The %L and %N special variables are defined as follows:

%L Specifies the locale-specific directory containing message catalogs. The value of the LC_MESSAGES category or the LANG environment variable is used for the directory name. The LANG, LC_ALL, or LC_MESSAGES environment variable can be set by the user to the locale for message catalogs.
%N Specifies the name of the catalog to be opened.

If the dspcat command cannot find the message, the default message is displayed. You must enclose the default message in single-quotation marks if the default message contains %n$ format strings.

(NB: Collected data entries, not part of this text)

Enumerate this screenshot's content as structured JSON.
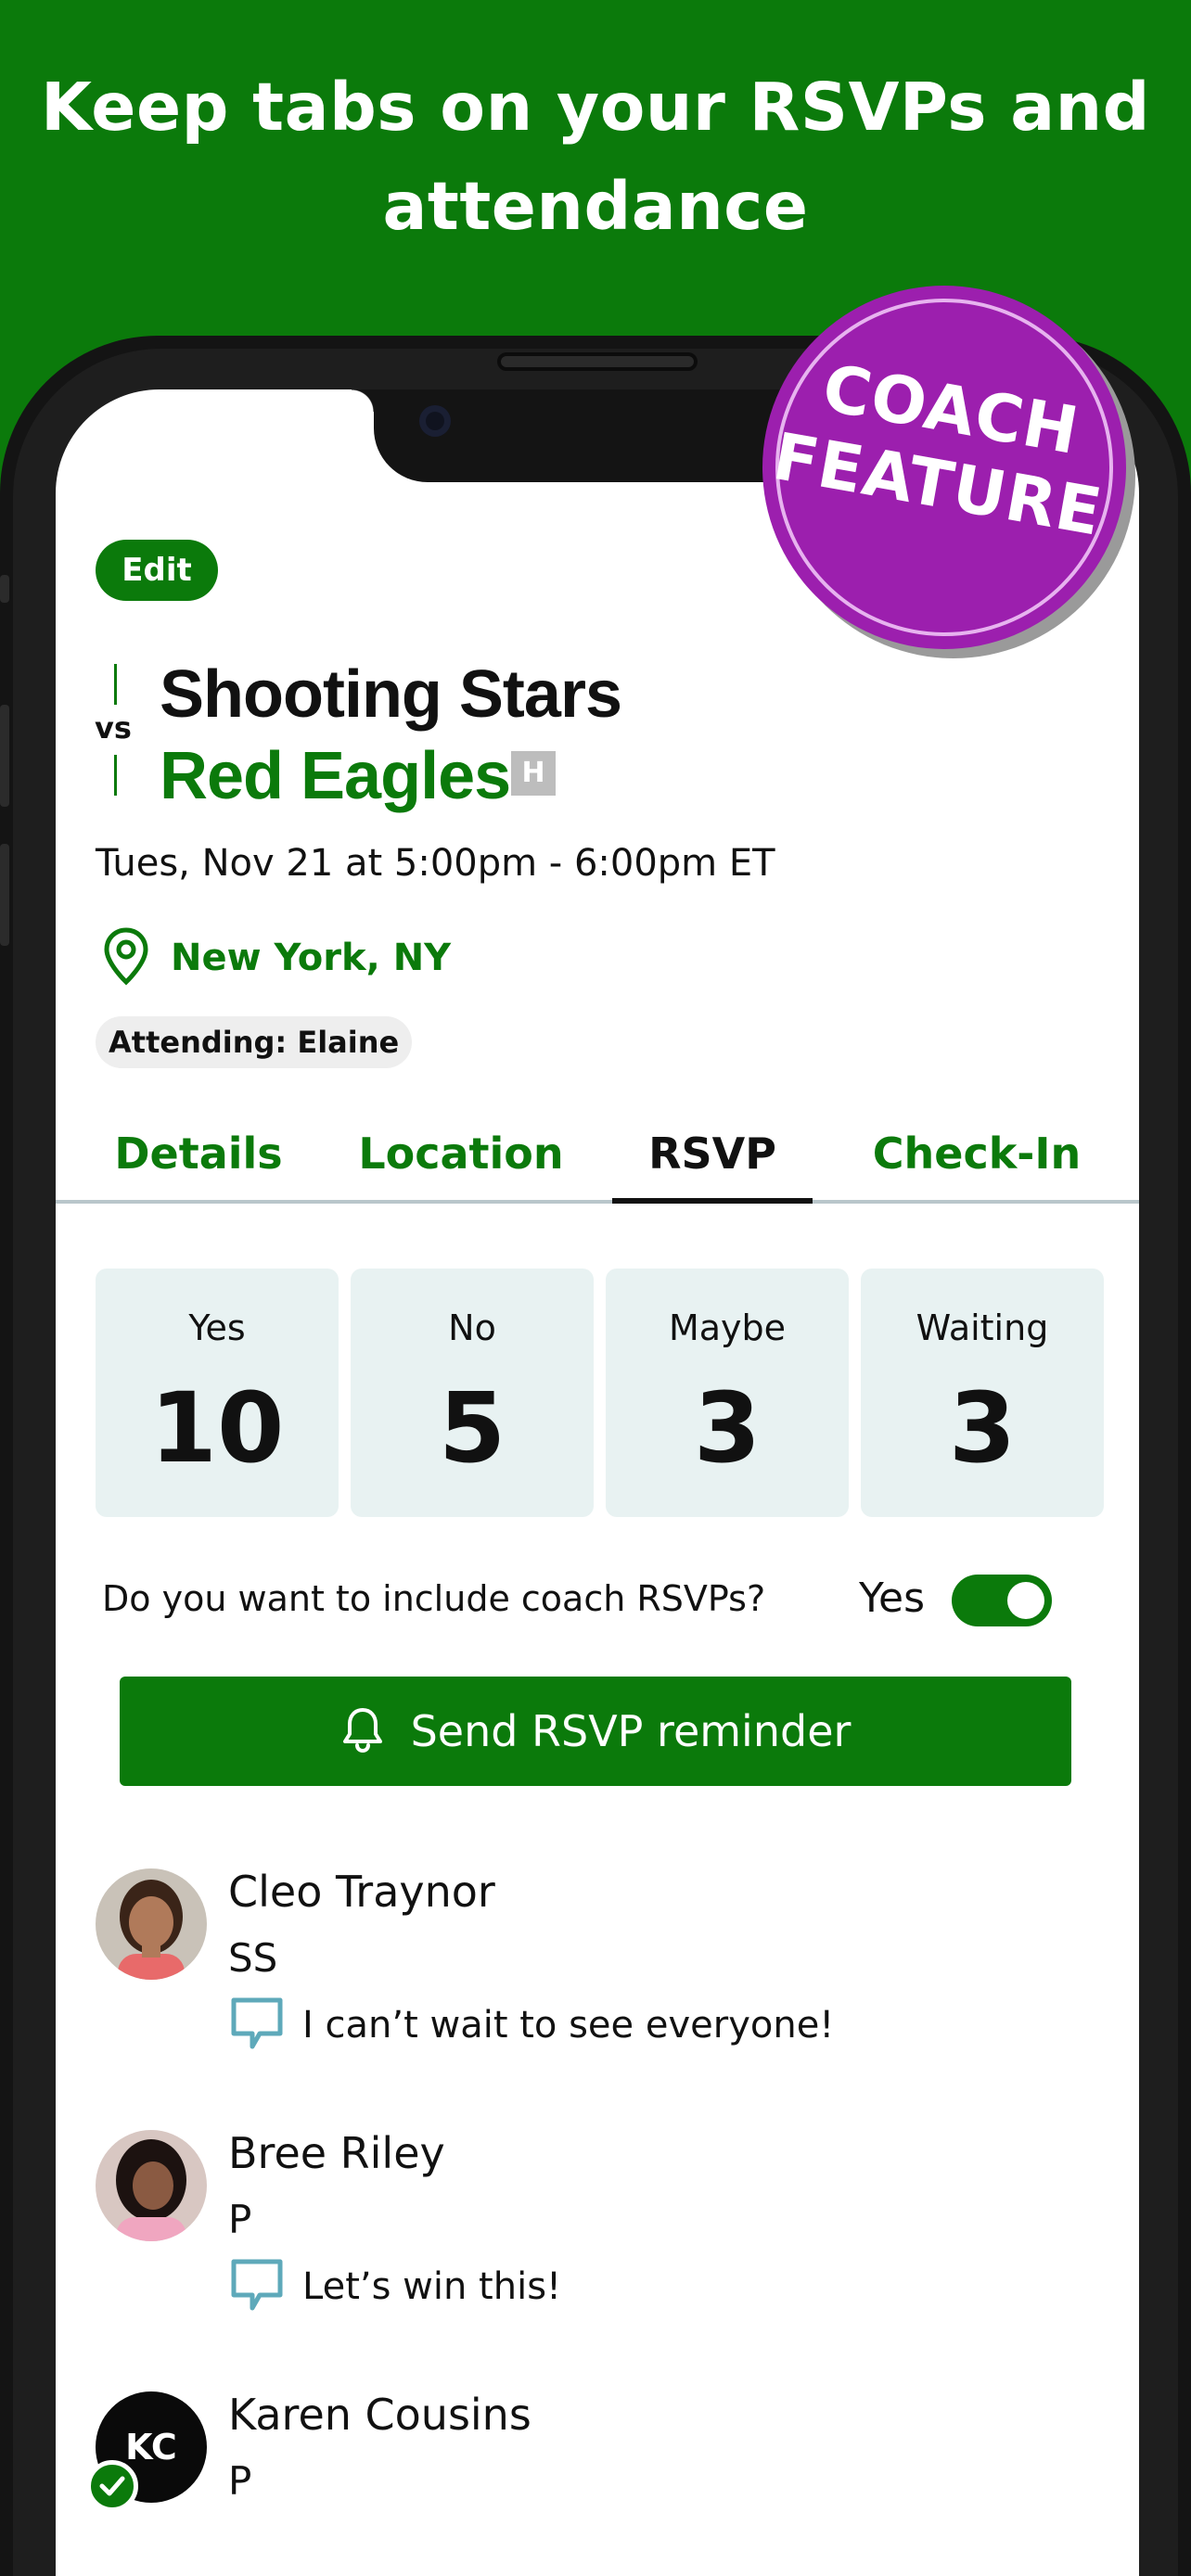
{
  "headline": {
    "line1": "Keep tabs on your RSVPs and",
    "line2": "attendance"
  },
  "badge": {
    "line1": "COACH",
    "line2": "FEATURE"
  },
  "event": {
    "edit_label": "Edit",
    "vs_label": "vs",
    "home_team": "Shooting Stars",
    "away_team": "Red Eagles",
    "home_away_tag": "H",
    "datetime": "Tues, Nov 21 at 5:00pm - 6:00pm ET",
    "location": "New York, NY",
    "attending": "Attending: Elaine"
  },
  "tabs": [
    {
      "label": "Details"
    },
    {
      "label": "Location"
    },
    {
      "label": "RSVP"
    },
    {
      "label": "Check-In"
    }
  ],
  "stats": [
    {
      "label": "Yes",
      "value": "10"
    },
    {
      "label": "No",
      "value": "5"
    },
    {
      "label": "Maybe",
      "value": "3"
    },
    {
      "label": "Waiting",
      "value": "3"
    }
  ],
  "coach_rsvp": {
    "question": "Do you want to include coach RSVPs?",
    "toggle_label": "Yes",
    "toggle_on": true
  },
  "reminder_button": "Send RSVP reminder",
  "members": [
    {
      "name": "Cleo Traynor",
      "position": "SS",
      "note": "I can’t wait to see everyone!"
    },
    {
      "name": "Bree Riley",
      "position": "P",
      "note": "Let’s win this!"
    },
    {
      "name": "Karen Cousins",
      "position": "P",
      "initials": "KC"
    }
  ],
  "colors": {
    "brand_green": "#0b7a0b",
    "badge_purple": "#9c1fae",
    "stat_bg": "#e8f2f2"
  }
}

If the dspcat command cannot find the message and you do not specify a default message, a system-generated error message is displayed.

The following example uses the dspcat command to display all messages in the existing msgerrs.cat message catalog:

/usr/lib/nls/msg/$LANG/msgerrs.cat:
dspcat msgerrs.cat

The following output is displayed:

1:1 Cannot open message catalog %s
Maximum number of catalogs already open
1:2 File %s not executable
2:1 Message %d, Set %d not found

By displaying the contents of the message catalog in this manner, you can find the message ID numbers assigned to the msgerrs message source file by the mkcatdefs command to replace the symbolic identifiers. Symbolic identifiers are not readily usable as references for the dspmsg command, but using the dspcat command as shown can give you the necessary ID numbers.

The following is a simple shell script called runtest that shows how to use the dspmsg command:

if [ - x ./test ]
    ./test;
else
    dspmsg  msgerrs.cat -s 1 2 '%s NOT EXECUTABLE \n' "test";
    exit;
Note: If you do not use a full path name, as in the preceding examples, be careful to set the NLSPATH environment variable so that the dspcat command searches the proper directory for the catalog. The LC_MESSAGES category or the value of the LANG environment variable also affects the directory search path.